Wednesday, October 15, 2014

A Little Shameless Self-Promotion

A couple of months ago I went out on an artistic limb. I entered a memoir writing contest. The guidelines were pretty simple -- write the opening paragraph of your own memoir, but limit it to 150 words.

The timing on this was interesting because I'd just recently been pondering a personal memoir. I've thought about it for years, and clearly this blog is memoir driven. But the idea of diving into an entire book is intimidating to say the least. The contest felt like a nudge.

I wrote my paragraph and had my husband and a close friend read it. Caroline was wonderfully helpful. It's so nice to be surrounded by smart, talented people. I submitted the entry, and put it out of my mind.

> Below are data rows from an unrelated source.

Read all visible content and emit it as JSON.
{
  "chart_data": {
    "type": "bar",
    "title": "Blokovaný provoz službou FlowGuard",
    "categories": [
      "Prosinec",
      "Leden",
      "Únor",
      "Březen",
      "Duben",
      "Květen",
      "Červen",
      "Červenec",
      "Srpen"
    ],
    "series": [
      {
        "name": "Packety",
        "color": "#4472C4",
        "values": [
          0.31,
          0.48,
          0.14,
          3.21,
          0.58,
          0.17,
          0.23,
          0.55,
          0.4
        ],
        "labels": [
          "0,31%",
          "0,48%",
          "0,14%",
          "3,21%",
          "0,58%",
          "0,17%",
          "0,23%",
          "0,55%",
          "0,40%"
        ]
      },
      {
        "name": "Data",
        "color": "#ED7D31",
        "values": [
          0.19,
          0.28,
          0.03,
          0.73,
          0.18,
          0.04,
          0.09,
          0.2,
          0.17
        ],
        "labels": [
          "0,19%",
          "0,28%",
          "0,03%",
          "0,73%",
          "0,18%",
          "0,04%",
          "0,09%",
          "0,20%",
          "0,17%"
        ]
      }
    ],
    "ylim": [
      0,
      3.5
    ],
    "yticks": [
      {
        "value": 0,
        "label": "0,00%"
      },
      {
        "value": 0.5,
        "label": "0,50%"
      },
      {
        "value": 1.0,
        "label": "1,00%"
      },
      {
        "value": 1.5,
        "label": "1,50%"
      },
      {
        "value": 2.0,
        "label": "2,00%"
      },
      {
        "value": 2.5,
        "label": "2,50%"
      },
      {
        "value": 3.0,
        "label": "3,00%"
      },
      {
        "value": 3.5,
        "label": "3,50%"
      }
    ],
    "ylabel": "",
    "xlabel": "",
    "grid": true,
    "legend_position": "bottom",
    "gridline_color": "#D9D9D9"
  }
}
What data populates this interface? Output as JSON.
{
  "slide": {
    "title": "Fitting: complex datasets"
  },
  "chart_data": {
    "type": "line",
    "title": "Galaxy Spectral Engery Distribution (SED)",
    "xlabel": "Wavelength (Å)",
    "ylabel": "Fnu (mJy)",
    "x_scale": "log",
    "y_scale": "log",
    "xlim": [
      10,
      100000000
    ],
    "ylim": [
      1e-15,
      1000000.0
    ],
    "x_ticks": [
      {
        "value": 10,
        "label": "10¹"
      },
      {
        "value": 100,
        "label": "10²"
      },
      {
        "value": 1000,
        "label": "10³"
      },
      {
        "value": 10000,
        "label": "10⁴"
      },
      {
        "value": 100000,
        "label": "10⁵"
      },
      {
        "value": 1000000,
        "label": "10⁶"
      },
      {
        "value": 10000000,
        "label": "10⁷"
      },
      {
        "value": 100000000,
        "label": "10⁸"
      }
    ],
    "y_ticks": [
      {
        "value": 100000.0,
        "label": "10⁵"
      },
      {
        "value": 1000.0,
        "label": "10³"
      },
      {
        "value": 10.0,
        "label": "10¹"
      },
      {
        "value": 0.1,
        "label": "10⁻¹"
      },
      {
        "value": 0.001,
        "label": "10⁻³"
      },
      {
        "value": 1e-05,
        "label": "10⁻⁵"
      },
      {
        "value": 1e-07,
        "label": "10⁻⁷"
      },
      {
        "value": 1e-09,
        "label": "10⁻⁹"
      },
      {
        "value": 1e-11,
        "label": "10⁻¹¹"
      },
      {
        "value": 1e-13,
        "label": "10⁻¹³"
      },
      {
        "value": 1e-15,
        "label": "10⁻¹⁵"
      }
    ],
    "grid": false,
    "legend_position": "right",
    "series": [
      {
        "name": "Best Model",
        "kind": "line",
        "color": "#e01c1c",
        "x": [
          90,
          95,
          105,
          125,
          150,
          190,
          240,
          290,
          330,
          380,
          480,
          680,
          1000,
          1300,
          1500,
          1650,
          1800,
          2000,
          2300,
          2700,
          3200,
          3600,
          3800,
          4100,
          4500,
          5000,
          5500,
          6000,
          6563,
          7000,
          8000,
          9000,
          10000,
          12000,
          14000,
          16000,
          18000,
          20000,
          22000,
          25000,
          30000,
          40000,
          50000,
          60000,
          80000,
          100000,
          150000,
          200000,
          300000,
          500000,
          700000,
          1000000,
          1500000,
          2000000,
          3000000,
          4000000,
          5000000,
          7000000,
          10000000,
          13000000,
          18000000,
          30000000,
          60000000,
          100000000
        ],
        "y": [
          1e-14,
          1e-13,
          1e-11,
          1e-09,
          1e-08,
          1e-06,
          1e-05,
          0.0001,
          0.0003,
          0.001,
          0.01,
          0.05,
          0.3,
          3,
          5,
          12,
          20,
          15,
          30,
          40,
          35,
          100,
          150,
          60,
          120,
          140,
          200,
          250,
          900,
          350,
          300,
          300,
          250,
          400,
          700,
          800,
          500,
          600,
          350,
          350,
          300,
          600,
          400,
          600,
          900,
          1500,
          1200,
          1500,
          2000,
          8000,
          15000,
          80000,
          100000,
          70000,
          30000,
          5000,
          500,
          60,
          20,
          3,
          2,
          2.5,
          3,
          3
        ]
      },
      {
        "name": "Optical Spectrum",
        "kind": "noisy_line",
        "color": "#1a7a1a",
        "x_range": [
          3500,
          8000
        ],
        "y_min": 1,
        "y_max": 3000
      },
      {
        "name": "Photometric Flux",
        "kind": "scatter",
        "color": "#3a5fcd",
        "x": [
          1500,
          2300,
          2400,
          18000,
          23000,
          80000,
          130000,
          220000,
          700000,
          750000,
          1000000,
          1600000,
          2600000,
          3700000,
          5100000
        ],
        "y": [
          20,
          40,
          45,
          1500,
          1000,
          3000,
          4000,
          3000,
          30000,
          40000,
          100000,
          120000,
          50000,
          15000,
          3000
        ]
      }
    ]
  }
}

Women's Memoirs, the blog hosting the contest, contacted me to let me know they had received my entry and to ask how I'd found out about them. Apparently they were inundated with entries, so they broke the winners down into groups -- honorable mentions, bronze, silver, gold, and grand prize winners.

Yesterday I received an email telling me I was a gold winner! 

I am truly excited and proud to have been selected. Today I'm sharing my entry with you all, and I hope you'll have a chance to check out some of the other award winning paragraphs at Women's Memoirs.

I’ve been in the sun too long. As I walk into the barn, I am temporarily blinded. The bright sun followed by the sudden shift to the dark barn causes my retinas to temporarily shut down. She is farther back in the barn. Beckoning me. It is cooler in the barn, but stuffy, making it difficult to breathe. I weave my way to the back of the barn where she is waiting for me. She is smiling. I am still unaware of the dangers in that smile. [...Later I will come to understand her smile is maniacal, not friendly.] I cannot know that what is about to happen will alter my life and perceptions for years to come. I cannot know that I will tuck these events deep into the recesses of my mind for more than 30 years.

(Editor's comments -- Melanie’s opening is impressively chilling.  She skillfully weaves palpable details, such as the dim light and stuffiness in the barn, with the mysterious “she” who beckons the narrator.  She might hold back (delete) the italicized sentence below, and let the reader slowly realize that the smile is maniacal, not friendly, which would add to the suspense.)

Thanks to all of you who have been reading, following, and commenting on my blog for over 5 years. You are my compassionate witnesses.